Dennis Foster: Keeping your investments safe in a crisis
As I am writing this on April 1, the dramatic effects of the coronavirus pandemic are yet to be fully realized. Beyond the obvious tragedy of human suffering, our economy and the markets will be adversely affected for quite some time. As we are emotional, imperfect and often irrational beings, there are very real driving forces beyond just the hard and stark economic factors. These range the gamut from fear to greed and everything in between. Restoring confidence and some semblance of well-being is paramount to recovery. As the fortunate citizens of this great country, we need to band together in order to see ourselves through these troubling times.
As the country has been all but shut down for some time — and into the foreseeable future — the vitality of the economy exactly mirrors this lack of activity. The government programs that have now passed and others that are sure to follow may add some temporary relief to some sectors. Despite how much money the government throws at the problem, it will not instantly heal everything. We must also consider the inherent waste and grifting with any government programs of this magnitude. Not to mention, every dollar allocated is deficit spending and must be paid back. If you really think estate taxes will never be a concern for your family, consider where the mostly urban members of Congress are going to look for this money.

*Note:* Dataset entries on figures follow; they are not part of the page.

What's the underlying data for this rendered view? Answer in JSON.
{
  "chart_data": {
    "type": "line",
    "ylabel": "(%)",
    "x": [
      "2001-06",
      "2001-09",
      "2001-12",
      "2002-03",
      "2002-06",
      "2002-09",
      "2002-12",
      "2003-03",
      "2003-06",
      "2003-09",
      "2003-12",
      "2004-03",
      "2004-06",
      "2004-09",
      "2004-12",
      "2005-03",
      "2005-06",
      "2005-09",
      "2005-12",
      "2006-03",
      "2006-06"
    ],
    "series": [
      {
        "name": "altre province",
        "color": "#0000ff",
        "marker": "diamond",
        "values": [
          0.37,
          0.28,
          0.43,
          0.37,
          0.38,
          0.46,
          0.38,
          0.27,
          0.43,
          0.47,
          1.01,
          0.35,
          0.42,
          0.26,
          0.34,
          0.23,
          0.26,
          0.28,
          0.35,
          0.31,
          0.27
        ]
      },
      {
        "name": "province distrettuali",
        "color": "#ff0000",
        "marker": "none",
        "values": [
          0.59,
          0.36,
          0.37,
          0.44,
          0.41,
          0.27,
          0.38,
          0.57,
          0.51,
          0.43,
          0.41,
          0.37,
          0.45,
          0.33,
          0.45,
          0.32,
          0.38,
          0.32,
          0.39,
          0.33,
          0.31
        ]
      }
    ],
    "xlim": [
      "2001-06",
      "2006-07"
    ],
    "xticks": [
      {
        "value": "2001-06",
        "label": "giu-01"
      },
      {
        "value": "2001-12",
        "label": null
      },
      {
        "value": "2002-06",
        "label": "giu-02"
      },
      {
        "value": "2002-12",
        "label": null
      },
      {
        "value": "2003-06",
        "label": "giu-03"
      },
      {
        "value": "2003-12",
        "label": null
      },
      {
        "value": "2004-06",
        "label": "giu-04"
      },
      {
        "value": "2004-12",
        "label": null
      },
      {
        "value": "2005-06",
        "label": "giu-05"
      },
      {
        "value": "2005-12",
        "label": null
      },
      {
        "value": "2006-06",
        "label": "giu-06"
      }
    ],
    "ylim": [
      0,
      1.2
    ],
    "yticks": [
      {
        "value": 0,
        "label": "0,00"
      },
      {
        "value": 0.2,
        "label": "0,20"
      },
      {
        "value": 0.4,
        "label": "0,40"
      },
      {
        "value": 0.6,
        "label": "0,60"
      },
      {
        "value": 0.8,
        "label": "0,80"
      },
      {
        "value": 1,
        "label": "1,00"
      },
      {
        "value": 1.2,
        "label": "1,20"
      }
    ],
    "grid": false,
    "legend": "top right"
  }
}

If you have had the foresight and good fortune to sock some profits away into any vehicle that is directly involved in the markets, such as but not limited to, mutual funds, common stocks, variable annuities, etc., you have no doubt lost a substantial amount of real money. I am not an economist. I am, however, a realist, and reality combined with some common sense tells us that the markets are going to take some time to completely recover. Just as it is with gravity, it takes much more time and effort to move things up versus watching them freefall.
The quandary for most folks is that safe money, fixed interest alternatives such as CD’s, money markets, fixed annuities and the like have extremely low rates right now. They amount to little to nothing and with recent Federal Reserve moves, will descend from the range of little and will be far closer to nothing.
So, is there some kind of middle ground that offers a reasonable rate of return and safety? There is, and I have eluded to it before. More than ever, it bears repeating. Equity indexed annuities offer a unique balance. They are somewhat new to the annuity scene and fill a need between guaranteed fixed rate annuity accounts and always at-risk accounts, generally comprised of mutual funds in variable annuities.
Equity indexed annuities guarantee all of your principal and earnings. You have the option of placing all or just portions of your money into a fixed interest account or into an equity indexed account. Most folks choose the indexed option, particularly in times of low interest rates. The equity indexed account bases your earnings on any number of stock indexes of which to choose from. There are several crediting methods, and the one I prefer is a participation rate. Meaning that on every anniversary of your contract, if your chosen index(s) increase, you are credited a percentage of the increase. The issuing insurance company retains the spread and in turn, guarantees your account will never lose money.
Equity indexed annuities are not flashy, flavor of the month investments. Rather, they perform like a steady plow horse chugging forward without stumbling or falling down when the markets do. They can only increase your original investment — without the stressful downturns. With all that has and is happening as of late, steady and assured is indeed reassuring. From an advisor’s standpoint, it is very comforting knowing that all my clients’ hard earned money remains safe and unaffected in these difficult times and will be poised to make considerable and fully realized gains as our nation and the markets start down the road to restored prosperity.